Maintaining a Healthy Lifestyle May Offset Genetic Risk of Prostate Cancer
Prostate cancer has a strong genetic component. A prospective study that followed over 12,000 men for 27 years found that a healthy lifestyle was associated with lower prostate cancer risk, even in men at high genetic risk. A healthy lifestyle was defined as maintaining a weight below the obesity cutoff (BMI <30), regularly engaging in vigorous physical activity like jogging or playing singles tennis, not smoking, limiting processed meat intake, regularly eating fatty fish (like salmon), and eating tomato products (which have been associated with lower risk of prostate cancer).

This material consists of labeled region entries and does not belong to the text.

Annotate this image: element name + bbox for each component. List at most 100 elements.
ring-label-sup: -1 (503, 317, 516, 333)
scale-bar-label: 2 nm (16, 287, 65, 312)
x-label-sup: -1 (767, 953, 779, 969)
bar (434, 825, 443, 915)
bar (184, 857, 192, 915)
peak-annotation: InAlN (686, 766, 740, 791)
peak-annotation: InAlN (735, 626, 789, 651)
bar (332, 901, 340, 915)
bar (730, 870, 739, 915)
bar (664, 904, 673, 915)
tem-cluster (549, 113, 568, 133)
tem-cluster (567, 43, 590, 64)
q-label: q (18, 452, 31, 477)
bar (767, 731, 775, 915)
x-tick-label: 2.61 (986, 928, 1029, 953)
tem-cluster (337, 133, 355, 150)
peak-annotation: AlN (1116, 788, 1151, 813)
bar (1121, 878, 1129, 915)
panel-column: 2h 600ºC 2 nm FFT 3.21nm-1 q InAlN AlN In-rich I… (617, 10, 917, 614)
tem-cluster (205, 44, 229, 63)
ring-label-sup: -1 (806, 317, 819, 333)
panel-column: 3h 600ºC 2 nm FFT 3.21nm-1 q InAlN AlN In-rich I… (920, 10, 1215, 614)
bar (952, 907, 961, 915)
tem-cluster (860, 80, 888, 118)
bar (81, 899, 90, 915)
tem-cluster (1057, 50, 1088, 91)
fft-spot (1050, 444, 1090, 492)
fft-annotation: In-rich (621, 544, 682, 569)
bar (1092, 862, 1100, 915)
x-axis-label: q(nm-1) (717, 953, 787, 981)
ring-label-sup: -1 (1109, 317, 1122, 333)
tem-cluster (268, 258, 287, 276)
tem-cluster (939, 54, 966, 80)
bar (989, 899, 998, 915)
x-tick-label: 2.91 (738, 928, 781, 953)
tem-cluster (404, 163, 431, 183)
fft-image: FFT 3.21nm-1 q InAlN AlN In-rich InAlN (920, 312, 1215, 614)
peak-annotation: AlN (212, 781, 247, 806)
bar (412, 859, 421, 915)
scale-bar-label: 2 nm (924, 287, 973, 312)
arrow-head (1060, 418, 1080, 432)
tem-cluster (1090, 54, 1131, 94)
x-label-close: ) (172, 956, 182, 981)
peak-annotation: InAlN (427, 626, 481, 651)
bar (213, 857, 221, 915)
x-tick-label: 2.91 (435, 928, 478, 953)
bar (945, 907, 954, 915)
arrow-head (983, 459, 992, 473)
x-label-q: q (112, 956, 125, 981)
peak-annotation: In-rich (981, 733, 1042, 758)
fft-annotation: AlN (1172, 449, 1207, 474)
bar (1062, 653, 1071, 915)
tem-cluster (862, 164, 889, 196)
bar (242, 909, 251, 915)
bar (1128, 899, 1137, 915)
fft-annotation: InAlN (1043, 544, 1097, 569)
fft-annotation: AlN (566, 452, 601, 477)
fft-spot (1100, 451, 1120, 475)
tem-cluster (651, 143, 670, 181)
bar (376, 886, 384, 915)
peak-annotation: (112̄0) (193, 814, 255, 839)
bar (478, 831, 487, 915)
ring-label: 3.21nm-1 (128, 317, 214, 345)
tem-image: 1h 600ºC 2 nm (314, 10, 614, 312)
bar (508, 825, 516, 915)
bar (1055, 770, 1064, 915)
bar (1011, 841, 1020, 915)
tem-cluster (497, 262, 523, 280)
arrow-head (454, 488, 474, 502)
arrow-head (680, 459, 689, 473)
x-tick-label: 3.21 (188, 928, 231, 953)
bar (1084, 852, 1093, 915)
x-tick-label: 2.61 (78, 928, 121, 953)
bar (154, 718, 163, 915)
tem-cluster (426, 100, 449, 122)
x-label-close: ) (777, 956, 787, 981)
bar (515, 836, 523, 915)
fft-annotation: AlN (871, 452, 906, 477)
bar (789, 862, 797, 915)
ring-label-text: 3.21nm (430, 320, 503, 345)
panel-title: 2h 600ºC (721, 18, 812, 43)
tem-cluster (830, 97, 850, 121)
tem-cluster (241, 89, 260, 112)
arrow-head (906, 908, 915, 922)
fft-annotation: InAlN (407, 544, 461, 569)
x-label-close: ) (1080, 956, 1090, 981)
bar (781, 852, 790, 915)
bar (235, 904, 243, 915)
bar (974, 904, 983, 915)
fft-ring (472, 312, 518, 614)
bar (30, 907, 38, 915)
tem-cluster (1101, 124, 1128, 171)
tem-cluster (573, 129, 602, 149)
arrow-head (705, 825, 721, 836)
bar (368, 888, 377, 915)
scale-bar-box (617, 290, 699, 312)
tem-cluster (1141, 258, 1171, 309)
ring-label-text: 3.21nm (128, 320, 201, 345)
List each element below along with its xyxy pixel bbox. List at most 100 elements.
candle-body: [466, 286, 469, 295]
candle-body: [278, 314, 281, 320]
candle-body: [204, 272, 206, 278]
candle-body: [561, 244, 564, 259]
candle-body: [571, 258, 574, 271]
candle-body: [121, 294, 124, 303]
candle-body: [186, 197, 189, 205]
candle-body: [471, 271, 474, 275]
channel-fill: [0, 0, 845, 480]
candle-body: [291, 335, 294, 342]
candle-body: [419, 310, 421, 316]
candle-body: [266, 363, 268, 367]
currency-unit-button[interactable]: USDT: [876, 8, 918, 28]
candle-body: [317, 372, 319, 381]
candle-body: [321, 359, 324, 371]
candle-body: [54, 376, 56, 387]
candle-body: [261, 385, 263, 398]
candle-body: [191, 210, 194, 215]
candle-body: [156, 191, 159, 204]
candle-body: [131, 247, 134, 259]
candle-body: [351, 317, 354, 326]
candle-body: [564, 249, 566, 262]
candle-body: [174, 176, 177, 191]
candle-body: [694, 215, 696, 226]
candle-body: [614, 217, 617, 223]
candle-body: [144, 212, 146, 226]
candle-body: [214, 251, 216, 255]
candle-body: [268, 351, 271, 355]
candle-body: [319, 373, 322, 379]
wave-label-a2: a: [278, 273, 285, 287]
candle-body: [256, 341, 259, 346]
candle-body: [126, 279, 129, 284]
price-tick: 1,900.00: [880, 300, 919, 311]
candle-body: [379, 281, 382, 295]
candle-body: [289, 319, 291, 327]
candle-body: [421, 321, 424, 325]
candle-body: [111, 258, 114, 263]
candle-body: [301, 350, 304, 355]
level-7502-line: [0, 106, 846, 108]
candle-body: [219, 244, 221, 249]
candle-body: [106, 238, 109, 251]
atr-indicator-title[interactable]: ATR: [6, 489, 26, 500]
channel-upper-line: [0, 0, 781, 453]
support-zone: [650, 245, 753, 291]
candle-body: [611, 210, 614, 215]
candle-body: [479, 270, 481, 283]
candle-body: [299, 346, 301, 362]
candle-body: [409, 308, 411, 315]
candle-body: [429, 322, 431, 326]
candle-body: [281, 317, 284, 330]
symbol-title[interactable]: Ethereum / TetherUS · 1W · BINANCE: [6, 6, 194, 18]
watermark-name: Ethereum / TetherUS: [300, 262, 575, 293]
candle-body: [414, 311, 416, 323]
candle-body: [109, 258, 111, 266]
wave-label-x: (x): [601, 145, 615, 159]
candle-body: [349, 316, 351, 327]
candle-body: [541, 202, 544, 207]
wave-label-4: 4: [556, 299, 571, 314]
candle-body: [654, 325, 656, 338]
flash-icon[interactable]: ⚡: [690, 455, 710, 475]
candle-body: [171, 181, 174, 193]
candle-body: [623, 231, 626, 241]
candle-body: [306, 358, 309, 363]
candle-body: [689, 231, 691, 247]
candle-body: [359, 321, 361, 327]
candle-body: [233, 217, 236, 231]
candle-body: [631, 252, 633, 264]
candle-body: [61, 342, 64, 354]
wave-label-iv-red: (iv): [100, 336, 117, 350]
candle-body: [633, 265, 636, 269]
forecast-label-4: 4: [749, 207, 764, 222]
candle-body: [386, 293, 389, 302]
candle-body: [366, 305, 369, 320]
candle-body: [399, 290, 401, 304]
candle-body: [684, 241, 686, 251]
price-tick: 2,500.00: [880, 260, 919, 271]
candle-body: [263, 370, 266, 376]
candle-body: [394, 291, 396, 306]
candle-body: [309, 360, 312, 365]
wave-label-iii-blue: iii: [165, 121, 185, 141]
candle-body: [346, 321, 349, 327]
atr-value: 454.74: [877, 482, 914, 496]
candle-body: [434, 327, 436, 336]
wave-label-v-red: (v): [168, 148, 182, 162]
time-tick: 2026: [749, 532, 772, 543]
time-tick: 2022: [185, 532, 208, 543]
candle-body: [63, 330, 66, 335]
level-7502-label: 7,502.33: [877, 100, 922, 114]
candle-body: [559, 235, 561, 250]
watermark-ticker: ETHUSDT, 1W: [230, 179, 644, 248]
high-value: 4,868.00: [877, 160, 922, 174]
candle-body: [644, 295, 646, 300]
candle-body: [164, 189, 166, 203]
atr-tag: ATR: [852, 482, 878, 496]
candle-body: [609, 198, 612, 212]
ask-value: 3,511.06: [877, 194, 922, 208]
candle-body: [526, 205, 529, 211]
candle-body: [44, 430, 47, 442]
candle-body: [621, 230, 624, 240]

About one in eight men will be diagnosed with prostate cancer in their lifetime, and one in 41 men die of this slow growing disease. In this study, men with the highest genetic risk for prostate cancer were over four times more likely to die of the disease than those with the lowest genetic risk. A healthy lifestyle made a significant difference. In men with the highest genetic risk, those who had a healthy lifestyle had a lifetime risk of dying from prostate cancer of 1.6 percent, compared to 5.3 percent for those high-risk men with an unhealthy lifestyle. Among men with a high genetic risk, those who engaged in the most healthy lifestyle activities had 45 percent lower odds of dying from prostate cancer than those who engaged in the least.
Whether or not you have a family history of prostate cancer, a healthy lifestyle is a great way to lower your risk for this disease and many others.